United Nations Universal Declaration of Human Rights
16. Marriage and Family. Every grown-up has the right to marry and have a family if they want to. Men and women have the same rights when they are married, and when they are separated.
Eugenics is defined as the science of improving a human population by controlled breeding to increase the occurrence of desirable heritable characteristics. Francis Galton was one of the leading scientists in this area, but the most notable use of its principles was the by the Nazis.
It is easy to assume that eugenics is a thing of the past. With the backdrop of the Second World War and the subsequent associations with the Nazi regime, one would think it has become a universally condemned practice. However, the demise of eugenics did not follow the end of World War II: the ideologies that inspired eugenicists continue to be subtly pervasive in modern attitudes and medical approaches.

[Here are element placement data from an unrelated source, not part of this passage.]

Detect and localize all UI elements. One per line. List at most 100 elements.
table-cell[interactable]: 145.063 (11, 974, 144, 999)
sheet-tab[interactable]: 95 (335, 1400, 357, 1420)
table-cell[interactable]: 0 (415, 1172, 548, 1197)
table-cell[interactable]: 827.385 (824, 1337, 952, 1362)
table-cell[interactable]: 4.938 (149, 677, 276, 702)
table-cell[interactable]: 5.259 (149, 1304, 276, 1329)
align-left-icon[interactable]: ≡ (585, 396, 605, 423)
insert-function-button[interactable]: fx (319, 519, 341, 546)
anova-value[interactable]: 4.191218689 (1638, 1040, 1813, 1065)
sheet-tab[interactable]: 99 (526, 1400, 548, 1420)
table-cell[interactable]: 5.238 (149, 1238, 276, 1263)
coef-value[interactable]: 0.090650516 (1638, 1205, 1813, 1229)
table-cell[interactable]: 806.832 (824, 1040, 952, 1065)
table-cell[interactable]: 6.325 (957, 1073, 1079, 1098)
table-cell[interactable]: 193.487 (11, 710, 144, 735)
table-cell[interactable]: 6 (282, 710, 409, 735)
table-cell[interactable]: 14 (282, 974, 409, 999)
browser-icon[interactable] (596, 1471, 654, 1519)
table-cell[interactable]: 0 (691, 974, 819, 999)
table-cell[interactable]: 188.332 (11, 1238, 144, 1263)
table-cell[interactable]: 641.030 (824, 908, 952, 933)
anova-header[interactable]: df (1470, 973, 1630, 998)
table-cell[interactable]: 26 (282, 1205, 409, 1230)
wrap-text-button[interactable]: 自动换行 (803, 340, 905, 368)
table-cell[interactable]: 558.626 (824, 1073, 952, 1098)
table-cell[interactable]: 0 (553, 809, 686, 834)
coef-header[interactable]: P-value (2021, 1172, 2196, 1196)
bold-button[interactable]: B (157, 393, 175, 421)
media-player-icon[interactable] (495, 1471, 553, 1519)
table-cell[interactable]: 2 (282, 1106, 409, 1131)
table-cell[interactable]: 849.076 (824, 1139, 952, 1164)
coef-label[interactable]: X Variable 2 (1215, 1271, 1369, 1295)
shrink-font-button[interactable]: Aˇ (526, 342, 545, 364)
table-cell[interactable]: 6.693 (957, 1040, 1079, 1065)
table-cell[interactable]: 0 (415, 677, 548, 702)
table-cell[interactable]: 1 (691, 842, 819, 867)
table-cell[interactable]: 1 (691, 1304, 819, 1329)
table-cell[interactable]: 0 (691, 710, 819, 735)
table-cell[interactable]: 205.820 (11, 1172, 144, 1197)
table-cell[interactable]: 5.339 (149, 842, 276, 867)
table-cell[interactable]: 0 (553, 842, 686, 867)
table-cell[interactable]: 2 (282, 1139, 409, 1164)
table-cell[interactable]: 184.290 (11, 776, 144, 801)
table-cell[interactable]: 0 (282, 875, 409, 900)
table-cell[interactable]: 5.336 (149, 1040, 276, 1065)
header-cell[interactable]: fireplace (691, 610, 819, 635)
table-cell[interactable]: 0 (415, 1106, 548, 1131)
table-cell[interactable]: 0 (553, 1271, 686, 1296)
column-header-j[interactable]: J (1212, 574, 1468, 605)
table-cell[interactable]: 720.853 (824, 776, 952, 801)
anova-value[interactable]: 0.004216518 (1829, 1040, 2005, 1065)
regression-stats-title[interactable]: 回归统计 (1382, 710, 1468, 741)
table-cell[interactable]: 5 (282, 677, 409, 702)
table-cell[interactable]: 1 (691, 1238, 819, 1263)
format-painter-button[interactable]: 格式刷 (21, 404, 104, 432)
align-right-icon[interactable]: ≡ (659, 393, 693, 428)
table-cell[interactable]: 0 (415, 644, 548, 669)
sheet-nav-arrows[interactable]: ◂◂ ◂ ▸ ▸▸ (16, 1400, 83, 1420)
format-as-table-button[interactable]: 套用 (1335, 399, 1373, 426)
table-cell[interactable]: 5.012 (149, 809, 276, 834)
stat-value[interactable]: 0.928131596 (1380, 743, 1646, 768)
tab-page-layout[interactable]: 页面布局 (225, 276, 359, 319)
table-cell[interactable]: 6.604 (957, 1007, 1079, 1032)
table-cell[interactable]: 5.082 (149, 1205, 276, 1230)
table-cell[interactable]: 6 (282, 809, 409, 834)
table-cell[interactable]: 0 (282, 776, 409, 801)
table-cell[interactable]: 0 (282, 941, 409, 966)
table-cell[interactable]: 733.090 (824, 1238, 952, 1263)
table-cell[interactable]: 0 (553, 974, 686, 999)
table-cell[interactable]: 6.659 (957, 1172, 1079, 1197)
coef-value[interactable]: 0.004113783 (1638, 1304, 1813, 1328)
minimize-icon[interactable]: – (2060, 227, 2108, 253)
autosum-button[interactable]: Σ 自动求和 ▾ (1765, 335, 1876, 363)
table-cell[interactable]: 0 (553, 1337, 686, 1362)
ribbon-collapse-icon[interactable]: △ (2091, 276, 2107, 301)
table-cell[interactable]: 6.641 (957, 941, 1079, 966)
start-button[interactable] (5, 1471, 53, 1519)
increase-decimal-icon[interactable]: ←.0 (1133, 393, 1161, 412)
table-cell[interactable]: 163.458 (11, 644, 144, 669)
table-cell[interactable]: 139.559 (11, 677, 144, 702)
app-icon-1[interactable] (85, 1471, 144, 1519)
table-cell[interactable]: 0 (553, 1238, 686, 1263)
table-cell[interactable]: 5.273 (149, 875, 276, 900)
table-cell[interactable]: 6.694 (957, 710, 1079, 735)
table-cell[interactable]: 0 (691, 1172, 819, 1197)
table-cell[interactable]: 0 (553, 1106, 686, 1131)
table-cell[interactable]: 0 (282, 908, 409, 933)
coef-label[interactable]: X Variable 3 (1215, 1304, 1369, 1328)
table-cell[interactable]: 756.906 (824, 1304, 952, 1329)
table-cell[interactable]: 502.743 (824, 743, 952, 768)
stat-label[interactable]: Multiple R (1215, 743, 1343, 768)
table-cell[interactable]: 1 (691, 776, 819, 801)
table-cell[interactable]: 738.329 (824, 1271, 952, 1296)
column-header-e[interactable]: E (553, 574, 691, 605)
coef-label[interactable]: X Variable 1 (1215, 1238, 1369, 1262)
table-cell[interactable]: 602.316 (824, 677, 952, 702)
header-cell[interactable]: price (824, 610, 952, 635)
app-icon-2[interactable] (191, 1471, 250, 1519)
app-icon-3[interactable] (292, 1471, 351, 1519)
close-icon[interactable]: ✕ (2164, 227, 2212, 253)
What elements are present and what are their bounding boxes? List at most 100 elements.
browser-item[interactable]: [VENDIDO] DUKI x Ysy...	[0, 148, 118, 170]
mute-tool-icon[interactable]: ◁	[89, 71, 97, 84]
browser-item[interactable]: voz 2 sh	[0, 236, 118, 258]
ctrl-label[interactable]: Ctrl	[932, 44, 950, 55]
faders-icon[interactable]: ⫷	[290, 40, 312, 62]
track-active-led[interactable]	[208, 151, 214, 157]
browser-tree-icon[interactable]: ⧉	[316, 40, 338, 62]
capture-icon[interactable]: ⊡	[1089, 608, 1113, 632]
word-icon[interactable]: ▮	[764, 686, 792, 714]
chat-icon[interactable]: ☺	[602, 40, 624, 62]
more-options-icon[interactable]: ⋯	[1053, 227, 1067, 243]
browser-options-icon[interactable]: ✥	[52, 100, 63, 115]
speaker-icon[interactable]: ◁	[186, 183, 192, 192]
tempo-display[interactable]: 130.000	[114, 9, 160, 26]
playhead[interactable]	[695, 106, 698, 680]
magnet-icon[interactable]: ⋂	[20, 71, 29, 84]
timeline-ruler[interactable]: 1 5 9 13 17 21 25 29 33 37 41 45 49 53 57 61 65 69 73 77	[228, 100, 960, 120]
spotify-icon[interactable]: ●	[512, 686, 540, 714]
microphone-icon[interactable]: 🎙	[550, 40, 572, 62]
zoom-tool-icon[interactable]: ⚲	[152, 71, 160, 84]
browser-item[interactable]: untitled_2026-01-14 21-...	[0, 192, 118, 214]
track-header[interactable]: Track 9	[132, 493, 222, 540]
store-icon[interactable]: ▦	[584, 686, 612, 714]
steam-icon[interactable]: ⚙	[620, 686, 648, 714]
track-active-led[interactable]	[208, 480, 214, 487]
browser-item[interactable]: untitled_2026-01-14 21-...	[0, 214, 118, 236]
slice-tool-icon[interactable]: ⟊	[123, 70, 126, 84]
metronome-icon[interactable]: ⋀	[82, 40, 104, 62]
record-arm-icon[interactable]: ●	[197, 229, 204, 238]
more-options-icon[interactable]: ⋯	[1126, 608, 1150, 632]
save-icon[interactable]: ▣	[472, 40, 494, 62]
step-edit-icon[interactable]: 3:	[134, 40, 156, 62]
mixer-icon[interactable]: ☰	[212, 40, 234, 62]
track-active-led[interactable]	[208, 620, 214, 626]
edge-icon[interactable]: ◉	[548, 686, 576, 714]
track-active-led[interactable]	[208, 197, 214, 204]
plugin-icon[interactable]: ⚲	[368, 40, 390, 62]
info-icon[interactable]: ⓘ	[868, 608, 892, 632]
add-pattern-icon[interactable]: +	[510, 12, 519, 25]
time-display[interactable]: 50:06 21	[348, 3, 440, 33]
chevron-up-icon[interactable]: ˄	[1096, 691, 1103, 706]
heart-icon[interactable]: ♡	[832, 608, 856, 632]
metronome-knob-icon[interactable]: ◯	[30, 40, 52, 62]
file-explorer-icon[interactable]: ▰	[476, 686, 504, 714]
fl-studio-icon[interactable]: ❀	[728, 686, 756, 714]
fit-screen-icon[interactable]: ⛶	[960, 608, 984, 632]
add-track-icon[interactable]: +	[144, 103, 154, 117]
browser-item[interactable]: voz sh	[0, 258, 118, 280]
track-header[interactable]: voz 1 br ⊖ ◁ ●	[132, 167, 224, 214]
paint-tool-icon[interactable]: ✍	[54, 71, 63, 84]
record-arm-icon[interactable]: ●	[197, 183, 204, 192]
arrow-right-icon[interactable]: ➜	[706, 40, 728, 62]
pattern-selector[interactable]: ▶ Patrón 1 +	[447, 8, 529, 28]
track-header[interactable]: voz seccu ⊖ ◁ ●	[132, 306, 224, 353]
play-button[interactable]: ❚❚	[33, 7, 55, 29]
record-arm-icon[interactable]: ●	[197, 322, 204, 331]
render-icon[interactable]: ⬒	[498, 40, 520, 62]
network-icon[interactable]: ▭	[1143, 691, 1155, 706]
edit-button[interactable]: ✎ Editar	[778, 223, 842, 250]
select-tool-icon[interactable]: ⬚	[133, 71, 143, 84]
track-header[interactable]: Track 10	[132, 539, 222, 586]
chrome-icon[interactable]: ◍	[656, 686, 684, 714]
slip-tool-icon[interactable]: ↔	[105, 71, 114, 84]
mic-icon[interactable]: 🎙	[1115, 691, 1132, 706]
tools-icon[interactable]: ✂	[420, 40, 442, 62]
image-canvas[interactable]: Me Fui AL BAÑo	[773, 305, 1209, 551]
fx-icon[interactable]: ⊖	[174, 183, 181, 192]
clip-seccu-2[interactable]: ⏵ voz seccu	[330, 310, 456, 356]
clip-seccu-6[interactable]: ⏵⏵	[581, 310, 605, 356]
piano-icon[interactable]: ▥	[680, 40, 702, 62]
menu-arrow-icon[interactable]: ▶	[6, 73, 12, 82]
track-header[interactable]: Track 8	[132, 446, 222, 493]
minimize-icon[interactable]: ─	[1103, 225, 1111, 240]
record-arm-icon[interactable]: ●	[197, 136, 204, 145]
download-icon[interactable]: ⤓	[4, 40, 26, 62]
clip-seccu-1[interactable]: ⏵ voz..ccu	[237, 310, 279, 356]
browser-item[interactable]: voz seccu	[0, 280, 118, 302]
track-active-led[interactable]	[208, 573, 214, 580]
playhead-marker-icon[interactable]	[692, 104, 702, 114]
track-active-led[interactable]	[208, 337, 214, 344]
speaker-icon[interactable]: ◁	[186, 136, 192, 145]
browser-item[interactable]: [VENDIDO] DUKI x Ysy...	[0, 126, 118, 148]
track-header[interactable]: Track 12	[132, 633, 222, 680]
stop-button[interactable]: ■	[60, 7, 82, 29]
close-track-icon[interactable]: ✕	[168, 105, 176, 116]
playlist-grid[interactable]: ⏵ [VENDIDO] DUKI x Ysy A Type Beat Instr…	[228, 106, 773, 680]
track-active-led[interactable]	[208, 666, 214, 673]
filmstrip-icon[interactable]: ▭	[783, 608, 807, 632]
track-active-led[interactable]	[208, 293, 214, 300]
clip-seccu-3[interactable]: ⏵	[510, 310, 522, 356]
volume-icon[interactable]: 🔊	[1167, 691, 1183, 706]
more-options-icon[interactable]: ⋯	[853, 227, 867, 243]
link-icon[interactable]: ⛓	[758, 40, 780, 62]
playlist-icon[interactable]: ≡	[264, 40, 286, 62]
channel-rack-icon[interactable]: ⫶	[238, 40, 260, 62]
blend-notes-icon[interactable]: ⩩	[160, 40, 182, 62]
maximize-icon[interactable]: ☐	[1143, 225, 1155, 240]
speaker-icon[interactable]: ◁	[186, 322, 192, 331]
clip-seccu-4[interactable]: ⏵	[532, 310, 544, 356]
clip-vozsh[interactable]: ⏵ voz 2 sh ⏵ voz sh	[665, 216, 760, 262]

One of the most prolific post-war eugenics programs took place in many of the southern states of America, most notably, North Carolina. From 1929 to as recently as 1974, more than 7,600 individuals in North Carolina were sterilised under the state’s sweeping eugenics programme. The programme saw social workers given the right to nominate individuals considered ‘feebleminded, mentally ill, promiscuous, lazy or unfit’ for (sometimes involuntary) sterilisation. This included victims of rape, incest and women who were already mothers. The state used the threat of removing welfare benefits as coercion for submitting to these operations – the survivors have only recently been recogniszed as victims and financially compensated. (1)
Those targeted were disproportionately black and female, and almost universally poor, with African American women making up 60% of the targets by the 1960s, despite being a minority in the population, propagating harmful race and class discriminatory attitudes. The racial bias of these operations was blatant, with Chapel Hill Weekly once reporting ‘the feebleminded Negro woman, often with illegitimate children, is a familiar and recurrent problem to health and welfare agencies.’ (1)
“It is better for all the world, if instead of waiting to execute degenerate offspring for crime, or to let them starve for their imbecility, society can prevent those who are manifestly unfit from continuing their kind. The principle that sustains compulsory vaccination is broad enough to cover cutting the Fallopian tubes…. Three generations of imbeciles are enough.”
His sentiments on particular social or ethnic groups being disproportionately responsible for crime and problematic social behaviour continue to be an underlying theme in class and race tensions in 21st century Britain. An uncomfortable parallel can be drawn between the idea of justifying the sterilisation of poorer citizens to lessen the financial strain on the state, as well as the rejection of immigrants in order to preserve bourgeois standards.
“Tuberculosis is costing the National Health Service a great deal of money, and much of that is coming from southern and eastern Europe.” – Nigel Farage
Whilst this isn’t explicitly ‘eugenics’ as such, the xenophobic sentiments and superiority complexes behind such attitudes stem from an alarmingly similar place.
Another current and widespread debate, concerning the removal of autonomy from women, is whether they should be allowed abortions. This is reminiscent of the ordeal suffered by victims of sterilisation; both are the result of agendas that force motherhood to become a political act. This example of the sexism that inspires men (and women) to monopolise women’s bodies shows that we have still not completely escaped the fundamental thinking that was used to justify eugenics regimes. In the same vein, the scenes at the American border under Trump’s policies which saw the separation of children and their parents is a shocking example of the state harmfully interfering with a parent’s right to have children, and shows how far is left to go before America can truly say their historically racist and sexist ethos is behind them.
With modern advancements in genetic research, embryonic screening is becoming increasingly commonplace, with its efforts directed at reducing the proliferation of hereditary diseases. Since, by definition, eugenics refers to efforts aimed at increasing ‘desirable’ and reducing ‘undesirable’ traits in offspring, does it not then follow that embryonic screening could fall under the same definition? Or is it the case that specifically the race and class components make eugenics so castigated?
While eugenicists have historically claimed the authority to dictate what qualifies as a ‘desirable’ trait, are we now willing to surrender this same authority to current medical professionals? The ethical debate surrounding prenatal screening is huge and important; we as humans are surely able to claim the right to illness, or as Huxley in Brave New World describes it, ‘the right to be unhappy’. Are we really comfortable with geneticists having the final say on what counts as a disability, and adjusting our families accordingly?
There was a famous case of a deaf lesbian couple who sought out sperm donors with a history of deafness in their family, in the hope of having deaf children. They received wide criticism when their story went public, but argued that not only would they be able to be better parents to a deaf child, they also didn’t view deafness as a disability. While their logic is arguably flawed in terms of the direct intentions of choosing deafness for their child, their comments on whether deafness should be considered a disability are an important example of the impossibility and potentially insulting consequences of discouraging parents from having disabled children.
This article does not aim to condemn geneticists work, only to exemplify again the traces of eugenics principles that remain today, and urges the reader to acknowledge that eugenics is just one example of shameful history whose underlying principles still circulate today.